E’ una riflessione che non possiamo non porci, soprattutto quando vediamo immagini come quella che mi ha ispirato questo articolo: alcune donne indiane le quali, all’interno del giardino di Lodhi, un parco pubblico a Nuova Delhi – la città più inquinata al mondo – non rinunciano al loro yoga mattutino. Nella foto si vedono queste persone meditare completamente immerse in una nube di smog, visibile ad occhio nudo e quasi tangibile, tanto è grande.
La situazione di Delhi è indicativa di come vadano le cose nei Paesi in via di sviluppo; la rincorsa al welfare, o presunto tale, economico, ha la priorità sul benessere dei cittadini, i quali pagano le gravi conseguenze di uno sviluppo industriale a macchia d’olio, non pianificato nè tantomeno indirizzato. Le autorità provano a prendere le dovute contromisure: ordinano la cancellazione di eventi ed attività pubbliche all’aria aperta, disdicono manifestazioni sportive e chiudono le scuole primarie, ma è come voler spegnere un incendio con una bottiglietta d’acqua; per tutto il mese di novembre l’AQI (indice della qualità dell’aria) si è attestato su valori compresi tra 450 e 490. Perché la qualità dell’aria sia buona, tale valore non deve superare quota 50, perciò è facilmente comprensibile quanto puliti siano i polmoni degli abitanti di Delhi; anche quelli che non escono di casa perché, com’è ovvio, le particelle inquinanti se le porta con sè il vento, dappertutto.
Le persone però non vogliono rinunciare alle loro abitudini, alle loro attività, ai loro passatempi e, dunque, continuano a portare avanti le loro passioni e i loro hobby, anche in condizioni estreme di inquinamento, per cui a Delhi si continua a meditare, fare passeggiate, uscire con il cane e fare ginnastica.

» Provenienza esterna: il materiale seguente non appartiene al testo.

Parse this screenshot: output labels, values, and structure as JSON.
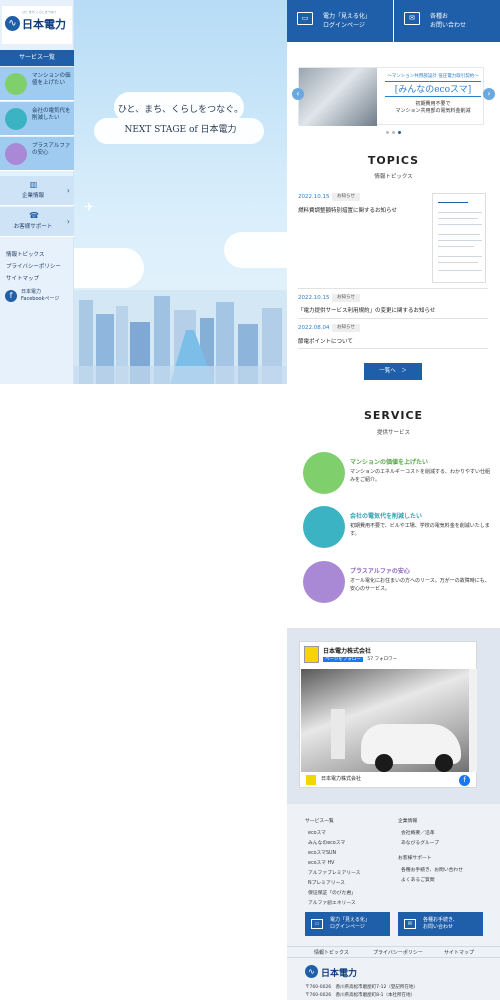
{
  "brand": {
    "name": "日本電力",
    "tagline_small": "ひと まち くらしをつなぐ",
    "accent": "#1f5ea8"
  },
  "sidebar": {
    "services_heading": "サービス一覧",
    "services": [
      {
        "label": "マンションの価値を上げたい",
        "icon": "building-icon",
        "color": "#7fcf6c"
      },
      {
        "label": "会社の電気代を削減したい",
        "icon": "office-icon",
        "color": "#3bb3c3"
      },
      {
        "label": "プラスアルファの安心",
        "icon": "family-icon",
        "color": "#a989d6"
      }
    ],
    "nav": [
      {
        "label": "企業情報",
        "icon": "building-small-icon"
      },
      {
        "label": "お客様サポート",
        "icon": "support-icon"
      }
    ],
    "links": [
      "情報トピックス",
      "プライバシーポリシー",
      "サイトマップ"
    ],
    "facebook_label_1": "日本電力",
    "facebook_label_2": "Facebookページ"
  },
  "hero": {
    "tagline": "ひと、まち、くらしをつなぐ。",
    "stage": "NEXT STAGE of 日本電力"
  },
  "header_buttons": {
    "login_line1": "電力「見える化」",
    "login_line2": "ログインページ",
    "contact_line1": "各種お",
    "contact_line2": "お問い合わせ"
  },
  "banner": {
    "line1": "〜マンション共用部設計 低圧電力取引契約〜",
    "line2": "[みんなのecoスマ]",
    "line3": "初期費用不要で",
    "line4": "マンション共用部の電気料金削減"
  },
  "topics": {
    "heading": "TOPICS",
    "subheading": "情報トピックス",
    "items": [
      {
        "date": "2022.10.15",
        "tag": "お知らせ",
        "title": "燃料費調整額特別措置に関するお知らせ"
      },
      {
        "date": "2022.10.15",
        "tag": "お知らせ",
        "title": "「電力提供サービス利用規約」の変更に関するお知らせ"
      },
      {
        "date": "2022.08.04",
        "tag": "お知らせ",
        "title": "節電ポイントについて"
      }
    ],
    "more": "一覧へ　＞"
  },
  "service": {
    "heading": "SERVICE",
    "subheading": "提供サービス",
    "items": [
      {
        "title": "マンションの価値を上げたい",
        "desc": "マンションのエネルギーコストを削減する、わかりやすい仕組みをご紹介。",
        "color": "#7fcf6c",
        "title_color": "#55a846"
      },
      {
        "title": "会社の電気代を削減したい",
        "desc": "初期費用不要で、ビルや工場、学校の電気料金を削減いたします。",
        "color": "#3bb3c3",
        "title_color": "#2f9fb0"
      },
      {
        "title": "プラスアルファの安心",
        "desc": "オール電化にお住まいの方へのリース。万が一の故障時にも、安心のサービス。",
        "color": "#a989d6",
        "title_color": "#8a67c0"
      }
    ]
  },
  "facebook": {
    "page_name": "日本電力株式会社",
    "follow": "ページをフォロー",
    "follow_count": "57 フォロワー",
    "post_name": "日本電力株式会社"
  },
  "footer": {
    "col1_heading": "サービス一覧",
    "col1_items": [
      "ecoスマ",
      "みんなのecoスマ",
      "ecoスマSUN",
      "ecoスマ HV",
      "アルファプレミアリース",
      "Nプレミアリース",
      "保证保証「のびた君」",
      "アルファ創エネリース"
    ],
    "col2_heading": "企業情報",
    "col2_items": [
      "会社概要／沿革",
      "あなびるグループ"
    ],
    "col3_heading": "お客様サポート",
    "col3_items": [
      "各種お手続き、お問い合わせ",
      "よくあるご質問"
    ],
    "login_line1": "電力「見える化」",
    "login_line2": "ログインページ",
    "contact_line1": "各種お手続き、",
    "contact_line2": "お問い合わせ",
    "links": [
      "情報トピックス",
      "プライバシーポリシー",
      "サイトマップ"
    ],
    "addr1": "〒760-0026　香川県高松市磨屋町7-12（登記所在地）",
    "addr2": "〒760-0026　香川県高松市磨屋町8-1（本社所在地）"
  }
}
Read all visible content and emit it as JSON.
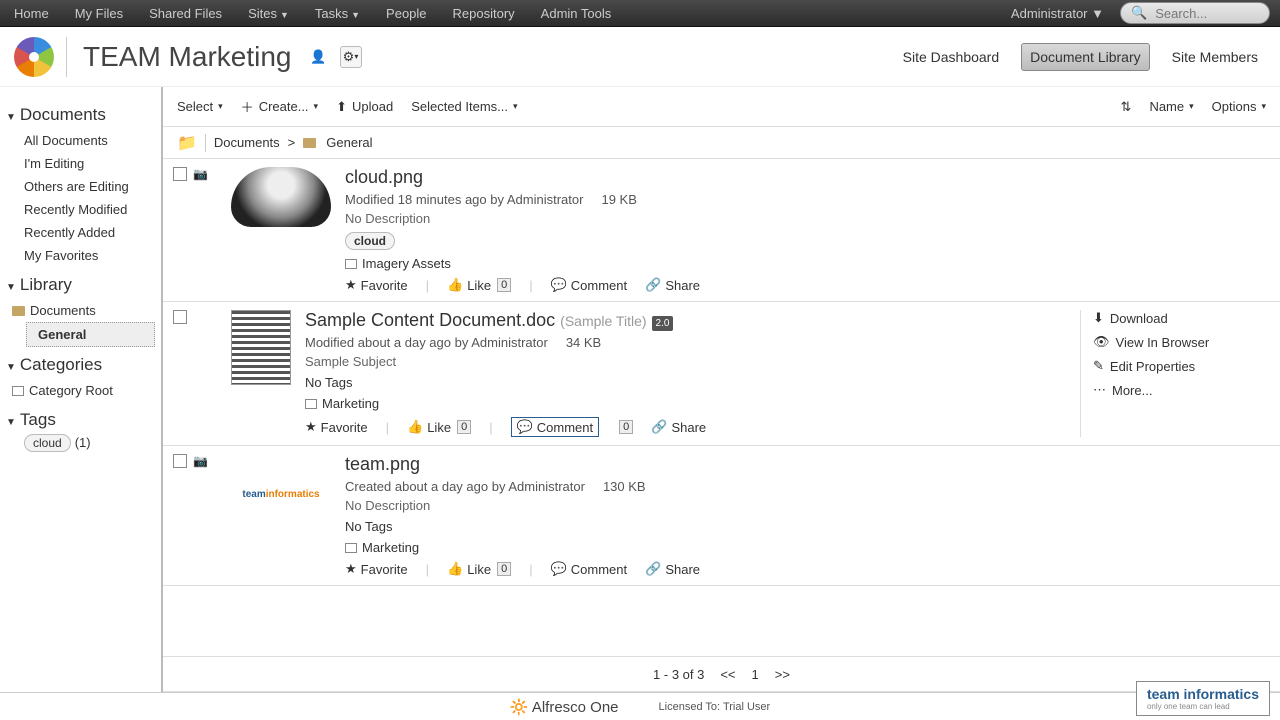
{
  "topnav": {
    "items": [
      "Home",
      "My Files",
      "Shared Files",
      "Sites",
      "Tasks",
      "People",
      "Repository",
      "Admin Tools"
    ],
    "dropdown_indices": [
      3,
      4
    ],
    "user": "Administrator",
    "search_placeholder": "Search..."
  },
  "site": {
    "title": "TEAM Marketing",
    "nav": [
      "Site Dashboard",
      "Document Library",
      "Site Members"
    ],
    "active_nav": 1
  },
  "sidebar": {
    "documents": {
      "title": "Documents",
      "items": [
        "All Documents",
        "I'm Editing",
        "Others are Editing",
        "Recently Modified",
        "Recently Added",
        "My Favorites"
      ]
    },
    "library": {
      "title": "Library",
      "root": "Documents",
      "child": "General"
    },
    "categories": {
      "title": "Categories",
      "root": "Category Root"
    },
    "tags": {
      "title": "Tags",
      "items": [
        {
          "name": "cloud",
          "count": "(1)"
        }
      ]
    }
  },
  "toolbar": {
    "select": "Select",
    "create": "Create...",
    "upload": "Upload",
    "selected": "Selected Items...",
    "sort": "Name",
    "options": "Options"
  },
  "breadcrumb": {
    "root": "Documents",
    "current": "General"
  },
  "documents": [
    {
      "title": "cloud.png",
      "subtitle": "",
      "meta": "Modified 18 minutes ago by Administrator",
      "size": "19 KB",
      "description": "No Description",
      "tags": [
        "cloud"
      ],
      "category": "Imagery Assets",
      "version": "",
      "has_view_icon": true,
      "thumb": "cloud",
      "hover": false
    },
    {
      "title": "Sample Content Document.doc",
      "subtitle": "(Sample Title)",
      "meta": "Modified about a day ago by Administrator",
      "size": "34 KB",
      "description": "Sample Subject",
      "tags_text": "No Tags",
      "category": "Marketing",
      "version": "2.0",
      "has_view_icon": false,
      "thumb": "doc",
      "hover": true,
      "comment_highlight": true
    },
    {
      "title": "team.png",
      "subtitle": "",
      "meta": "Created about a day ago by Administrator",
      "size": "130 KB",
      "description": "No Description",
      "tags_text": "No Tags",
      "category": "Marketing",
      "version": "",
      "has_view_icon": true,
      "thumb": "team",
      "hover": false
    }
  ],
  "hover_actions": [
    "Download",
    "View In Browser",
    "Edit Properties",
    "More..."
  ],
  "doc_actions": {
    "favorite": "Favorite",
    "like": "Like",
    "like_count": "0",
    "comment": "Comment",
    "share": "Share"
  },
  "pager": {
    "summary": "1 - 3 of 3",
    "prev": "<<",
    "page": "1",
    "next": ">>"
  },
  "footer": {
    "brand": "Alfresco One",
    "license": "Licensed To: Trial User",
    "badge_title": "team informatics",
    "badge_sub": "only one team can lead"
  }
}
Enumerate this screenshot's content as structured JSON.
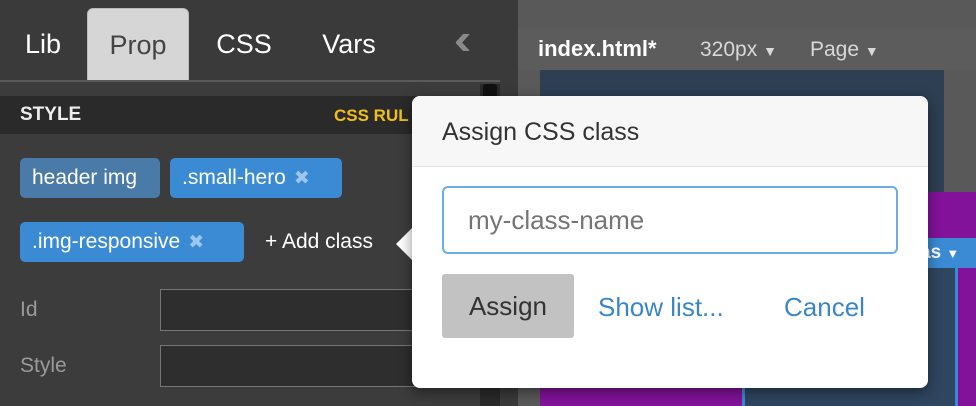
{
  "left_panel": {
    "tabs": [
      {
        "label": "Lib"
      },
      {
        "label": "Prop"
      },
      {
        "label": "CSS"
      },
      {
        "label": "Vars"
      }
    ],
    "active_tab": "Prop",
    "collapse_icon": "double-chevron-left-icon",
    "style_section_title": "STYLE",
    "css_rules_label": "CSS RUL",
    "class_tags": [
      {
        "label": "header img",
        "removable": false
      },
      {
        "label": ".small-hero",
        "removable": true
      },
      {
        "label": ".img-responsive",
        "removable": true
      }
    ],
    "add_class_label": "+ Add class",
    "fields": [
      {
        "label": "Id",
        "value": ""
      },
      {
        "label": "Style",
        "value": ""
      }
    ]
  },
  "document": {
    "filename": "index.html*",
    "width_option": "320px",
    "page_option": "Page",
    "side_tag": "as"
  },
  "popover": {
    "title": "Assign CSS class",
    "input_placeholder": "my-class-name",
    "input_value": "",
    "assign_label": "Assign",
    "show_list_label": "Show list...",
    "cancel_label": "Cancel"
  },
  "colors": {
    "tag_blue": "#3b8bd4",
    "tag_dark": "#4a7aa8",
    "css_rules_yellow": "#f0c018",
    "link_blue": "#3b87c6",
    "canvas_purple": "#82129a"
  }
}
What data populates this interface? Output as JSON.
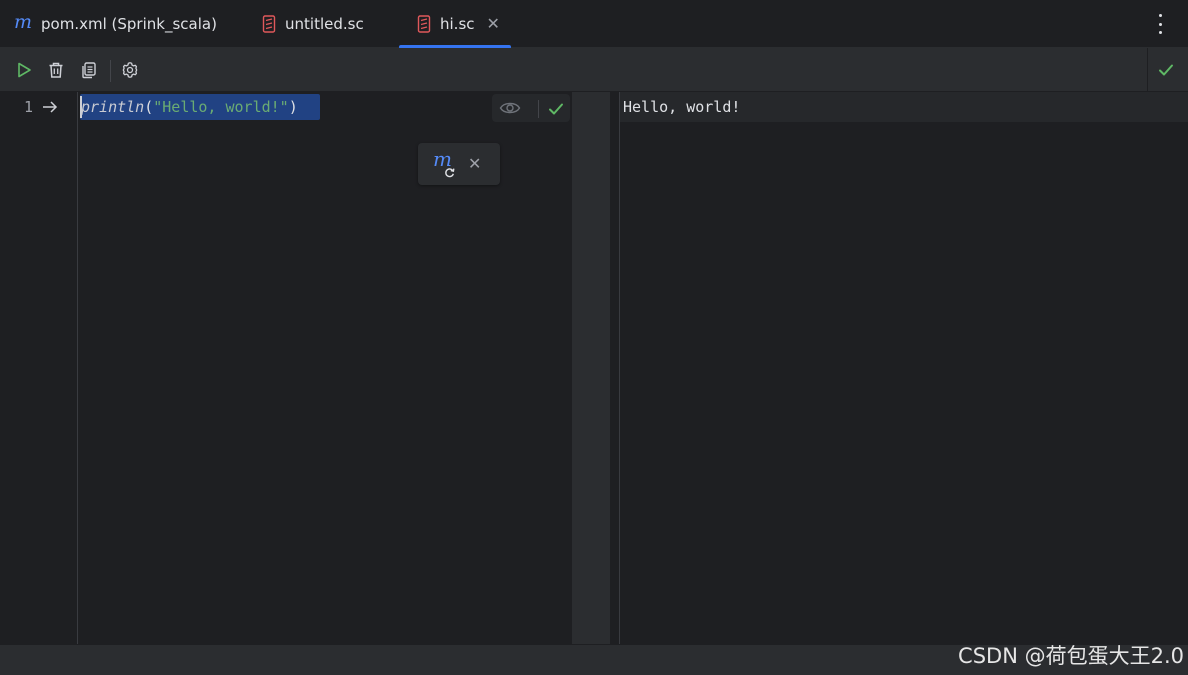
{
  "tabs": [
    {
      "label": "pom.xml (Sprink_scala)",
      "icon": "maven-icon",
      "active": false
    },
    {
      "label": "untitled.sc",
      "icon": "scala-file-icon",
      "active": false
    },
    {
      "label": "hi.sc",
      "icon": "scala-file-icon",
      "active": true,
      "close_glyph": "✕"
    }
  ],
  "toolbar": {
    "buttons": [
      "run-icon",
      "trash-icon",
      "copy-icon",
      "settings-icon"
    ],
    "status": "check-icon"
  },
  "editor": {
    "line_number": "1",
    "code": {
      "fn": "println",
      "open": "(",
      "string": "\"Hello, world!\"",
      "close": ")"
    },
    "popup": {
      "icon_text": "m",
      "close_glyph": "✕"
    }
  },
  "output": {
    "text": "Hello, world!"
  },
  "watermark": "CSDN @荷包蛋大王2.0",
  "colors": {
    "accent": "#3574f0",
    "background": "#1e1f22",
    "panel": "#2b2d30",
    "selection": "#214283",
    "string": "#6aab73",
    "success": "#5fb865",
    "scala_red": "#e0585b"
  }
}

L’aria impregnata di uno smog così denso però causa problemi respiratori anche gravi, danneggiando polmoni e mucose. La situazione nella metropoli indiana è allarmante a dir poco, tanto che anche l’Alta Corte di Delhi ha definito la città, senza troppi giri di parole, una vera e propria camera a gas. In questa città, così come in tutte le megalopoli indiane, la qualità dell’aria è una delle principali cause di morte prematura, e la questione si ripropone in tutti gli Stati in via di sviluppo. La rivoluzione industriale che inquinò i cieli inglesi ed europei, prima di quelli americani, è attualmente in corso nei Paesi emergenti e dopo questi forse investirà anche il Terzo Mondo. Questo modello di sviluppo è davvero sostenibile per il nostro pianeta?